The Norwegian government has allocated NOK 7 million to a ‘time-limited grant scheme for life maintenance for foreign workers in Longyearbyen who are subject to temporary layoffs as a consequence of the virus outbreak and who are not entitled to unemployment benefits or other benefits to sustain them.”
According to a draft for a new corona crisis package, this grant scheme appears to not be prolonged past 20 June.
The scheme applied to Longyearbyen inhabitants from non-EU/EEA countries who are not included in regular benefit schemes.
In the new draft proposal, the government now suggests that the grant can be used for “a time-limited grant scheme for travels home for foreign workers in Longyearbyen”.
Bjørn Johansen, Chair of the local labor union LO Troms and Finnmark reacts strongly to the proposal for returning home workers from non-EU/EEA countries currently living in Svalbard. He argues that tourism is a key part of Svalbard society and points to the importance of foreign workers for tourism on the island.
“We feel very strongly about a critical workforce, represented by these workers, being sent off the island when they are so vital in restoring tourism again”, he says to High North News.
“Several of the third-country workers have represented permanent settlement in Svalbard and many have been there for decades.
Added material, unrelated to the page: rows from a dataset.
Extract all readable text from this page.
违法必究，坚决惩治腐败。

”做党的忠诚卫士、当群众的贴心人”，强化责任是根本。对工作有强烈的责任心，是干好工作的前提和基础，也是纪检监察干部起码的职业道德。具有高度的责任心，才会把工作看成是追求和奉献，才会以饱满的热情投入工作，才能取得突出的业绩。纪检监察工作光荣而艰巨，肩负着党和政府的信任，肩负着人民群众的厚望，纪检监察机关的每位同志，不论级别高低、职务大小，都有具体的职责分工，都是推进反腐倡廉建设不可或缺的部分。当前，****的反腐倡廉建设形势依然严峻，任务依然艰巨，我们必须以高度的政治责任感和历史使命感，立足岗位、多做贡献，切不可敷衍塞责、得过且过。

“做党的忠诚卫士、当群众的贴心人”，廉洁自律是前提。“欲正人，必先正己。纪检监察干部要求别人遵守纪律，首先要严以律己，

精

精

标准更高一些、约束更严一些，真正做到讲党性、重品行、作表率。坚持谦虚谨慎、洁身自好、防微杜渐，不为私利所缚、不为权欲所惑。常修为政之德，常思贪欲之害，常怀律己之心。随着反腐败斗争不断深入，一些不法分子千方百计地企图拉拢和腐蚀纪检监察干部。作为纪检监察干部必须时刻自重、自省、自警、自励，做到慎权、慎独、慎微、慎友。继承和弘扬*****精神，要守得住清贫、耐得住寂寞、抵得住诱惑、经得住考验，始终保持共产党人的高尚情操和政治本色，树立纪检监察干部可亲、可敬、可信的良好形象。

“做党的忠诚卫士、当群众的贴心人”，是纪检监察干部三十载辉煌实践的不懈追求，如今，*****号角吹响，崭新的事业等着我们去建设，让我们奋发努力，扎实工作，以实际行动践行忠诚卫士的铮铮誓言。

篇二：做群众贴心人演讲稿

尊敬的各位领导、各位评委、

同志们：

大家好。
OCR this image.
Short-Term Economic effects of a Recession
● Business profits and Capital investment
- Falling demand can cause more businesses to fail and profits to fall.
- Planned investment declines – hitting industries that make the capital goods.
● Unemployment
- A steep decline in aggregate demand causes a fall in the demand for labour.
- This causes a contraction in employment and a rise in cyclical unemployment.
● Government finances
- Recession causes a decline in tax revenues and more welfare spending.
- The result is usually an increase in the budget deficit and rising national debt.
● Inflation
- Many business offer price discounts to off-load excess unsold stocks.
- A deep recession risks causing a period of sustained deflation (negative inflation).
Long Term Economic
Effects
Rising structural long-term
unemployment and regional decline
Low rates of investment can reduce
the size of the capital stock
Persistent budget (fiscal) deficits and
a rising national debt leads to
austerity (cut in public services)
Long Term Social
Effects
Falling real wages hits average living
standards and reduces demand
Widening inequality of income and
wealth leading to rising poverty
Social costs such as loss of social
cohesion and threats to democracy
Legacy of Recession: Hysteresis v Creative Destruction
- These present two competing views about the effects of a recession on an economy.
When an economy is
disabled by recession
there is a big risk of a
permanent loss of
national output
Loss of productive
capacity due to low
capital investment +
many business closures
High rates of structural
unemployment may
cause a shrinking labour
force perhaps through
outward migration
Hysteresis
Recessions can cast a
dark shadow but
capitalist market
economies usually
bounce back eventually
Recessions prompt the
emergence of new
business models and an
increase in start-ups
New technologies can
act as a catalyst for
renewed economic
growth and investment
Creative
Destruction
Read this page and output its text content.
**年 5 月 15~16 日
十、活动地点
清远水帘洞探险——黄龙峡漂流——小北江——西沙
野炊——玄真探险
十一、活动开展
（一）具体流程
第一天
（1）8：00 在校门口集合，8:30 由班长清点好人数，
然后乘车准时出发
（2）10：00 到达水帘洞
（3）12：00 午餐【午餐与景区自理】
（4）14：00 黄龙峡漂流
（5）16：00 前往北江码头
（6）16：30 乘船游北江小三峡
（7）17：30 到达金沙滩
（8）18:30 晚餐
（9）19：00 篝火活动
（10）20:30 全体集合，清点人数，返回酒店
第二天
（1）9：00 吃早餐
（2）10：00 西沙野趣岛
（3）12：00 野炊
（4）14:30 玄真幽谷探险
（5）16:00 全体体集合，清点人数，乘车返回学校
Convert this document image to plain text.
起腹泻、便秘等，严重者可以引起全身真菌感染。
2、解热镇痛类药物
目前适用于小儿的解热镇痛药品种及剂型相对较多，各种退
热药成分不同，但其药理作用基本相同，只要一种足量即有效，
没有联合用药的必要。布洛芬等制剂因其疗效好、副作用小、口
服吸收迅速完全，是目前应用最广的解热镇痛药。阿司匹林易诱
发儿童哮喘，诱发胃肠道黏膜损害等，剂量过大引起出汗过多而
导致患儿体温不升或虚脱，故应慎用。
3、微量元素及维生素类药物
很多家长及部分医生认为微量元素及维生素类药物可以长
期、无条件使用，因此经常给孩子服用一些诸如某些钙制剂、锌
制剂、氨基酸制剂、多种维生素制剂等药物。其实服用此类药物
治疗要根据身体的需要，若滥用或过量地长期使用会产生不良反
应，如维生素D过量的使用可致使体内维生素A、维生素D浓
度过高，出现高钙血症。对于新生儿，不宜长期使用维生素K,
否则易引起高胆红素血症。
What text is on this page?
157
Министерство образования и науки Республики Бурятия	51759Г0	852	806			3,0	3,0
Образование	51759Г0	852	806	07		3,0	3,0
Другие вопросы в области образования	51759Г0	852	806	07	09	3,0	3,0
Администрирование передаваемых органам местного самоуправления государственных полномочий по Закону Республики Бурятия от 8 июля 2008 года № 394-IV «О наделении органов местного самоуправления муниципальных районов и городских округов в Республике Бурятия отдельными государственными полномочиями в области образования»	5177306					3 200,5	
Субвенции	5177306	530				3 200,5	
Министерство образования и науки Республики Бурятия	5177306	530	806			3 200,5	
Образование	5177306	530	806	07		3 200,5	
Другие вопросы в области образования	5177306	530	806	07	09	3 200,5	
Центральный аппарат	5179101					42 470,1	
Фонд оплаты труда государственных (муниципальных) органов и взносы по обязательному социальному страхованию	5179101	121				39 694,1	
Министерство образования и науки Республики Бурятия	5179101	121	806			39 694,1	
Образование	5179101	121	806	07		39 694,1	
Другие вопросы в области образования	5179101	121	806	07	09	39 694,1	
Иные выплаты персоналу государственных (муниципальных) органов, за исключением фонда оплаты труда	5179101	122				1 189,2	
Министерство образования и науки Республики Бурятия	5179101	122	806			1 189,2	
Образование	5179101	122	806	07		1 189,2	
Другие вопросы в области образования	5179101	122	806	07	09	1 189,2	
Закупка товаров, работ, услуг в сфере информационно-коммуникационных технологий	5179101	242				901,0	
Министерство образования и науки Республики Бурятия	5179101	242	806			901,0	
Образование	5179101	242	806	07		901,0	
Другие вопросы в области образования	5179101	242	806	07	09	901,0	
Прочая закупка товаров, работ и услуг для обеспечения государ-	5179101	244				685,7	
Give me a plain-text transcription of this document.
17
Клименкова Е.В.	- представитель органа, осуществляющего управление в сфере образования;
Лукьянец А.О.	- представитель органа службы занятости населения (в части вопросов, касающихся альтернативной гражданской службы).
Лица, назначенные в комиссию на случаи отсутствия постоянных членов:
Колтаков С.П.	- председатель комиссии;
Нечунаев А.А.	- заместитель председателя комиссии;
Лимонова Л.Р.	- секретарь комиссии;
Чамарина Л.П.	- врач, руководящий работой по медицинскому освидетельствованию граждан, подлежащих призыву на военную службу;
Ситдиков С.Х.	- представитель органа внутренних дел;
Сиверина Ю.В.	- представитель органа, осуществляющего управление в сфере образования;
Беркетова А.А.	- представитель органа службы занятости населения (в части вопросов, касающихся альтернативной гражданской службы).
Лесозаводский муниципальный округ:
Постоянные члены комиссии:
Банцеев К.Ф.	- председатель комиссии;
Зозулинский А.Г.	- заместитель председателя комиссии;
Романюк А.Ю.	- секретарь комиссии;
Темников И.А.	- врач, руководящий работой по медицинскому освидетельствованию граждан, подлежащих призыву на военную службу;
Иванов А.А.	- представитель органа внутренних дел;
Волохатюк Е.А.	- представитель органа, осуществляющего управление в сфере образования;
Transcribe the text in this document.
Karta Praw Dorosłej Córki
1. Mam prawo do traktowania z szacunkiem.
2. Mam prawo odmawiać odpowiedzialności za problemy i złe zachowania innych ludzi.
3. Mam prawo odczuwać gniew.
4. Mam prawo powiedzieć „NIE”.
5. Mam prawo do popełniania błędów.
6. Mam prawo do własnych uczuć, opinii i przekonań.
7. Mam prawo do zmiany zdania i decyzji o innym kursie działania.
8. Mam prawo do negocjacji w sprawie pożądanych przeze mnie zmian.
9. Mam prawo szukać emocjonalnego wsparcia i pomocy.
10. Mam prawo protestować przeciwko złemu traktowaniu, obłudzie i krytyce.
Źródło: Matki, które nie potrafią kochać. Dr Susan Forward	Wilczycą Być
So we react very strongly to the plans now presented by the government.”
How will this have consequences for the tourist industry in Svalbard?
“What we have in mind is the competence many of the foreign workers posess, for instance professional cleaners. Many of them are trained in infection control. This is a key group to keep in the re-opening of tourism in Svalbard, which is what keeps Svalbard running. If they are not there, it will be harder for the tourist industry to keep the wheels running. Hotels will come to a halt if they are not cleaned.”
“We fear the consequences of this. What we also fear, is that the big tourist industry actors representing the serious part of the tourist industry up there will go bankrupt and be taken over by others. Then we will lose overview over who and what work force we have in Svalbard.”
This is a key group to keep in the re-opening of tourism in Svalbard
Do you think that those who have to leave Svalbard will return at a later stage?
“No, that is exactly what we fear. If they are put on a plane and sent to their respective home countries, we believe it will be much harder for them to return. Our opint is that when the companies need this work force, it should be available.”
Ronny Brunvoll, Managing Director of Visit Svalbard, points out that foreign workers are important for the tourist industry in Svalbard as well as for the industry in general.
“The tourist industry depends on services in cleaning, waitressing, shops and hotel. For tourism in Svalbard as well as in general, workers from countries in and outside the EU/EEA are a key group of workers who contribute to keeping things afloat. Replacing them with Norwegian staff will not be very easy”, he says to High North News.
Unions and employers in the same boat
Bjørn Johansen of LO, Norway’s biggest labor union, argues that it is important to find solutions that allow foreign workers to remain and to take up their work again when tourism is now slowly getting back on its feet.
Both the labor union (LO) and the National Confederation of Business (NHO) have worked to find a solution to this.
“This has been on the agenda high up in both the LO and the NHO systems in order to find a solution that makes sense. The parties of the work market are in the same boat. We respect the current regulations while trying to find a solution that also makes sense in the extraordinary situation we find ourselves in at present”, Johansen says.
“In the shorter run, we are trying to save the situation. In the longer run, we work on different tracks regarding the situation for third-country workers in Svalbard.
Målfrid Baik, Regional Director of NHO Arctic, says to High North News that the organization in its meeting with the Department of Justice focused on the challenges facing their Svalbard member companies, in particular with regard to their potentially losing qualified workers.
“We have focused on the significance of this for our companies and tried to enter into a dialogue about various potential solutions that can be agreed upon, without having managed to do so. We take note of the authorities’ view on this matter and of course take it seriously.”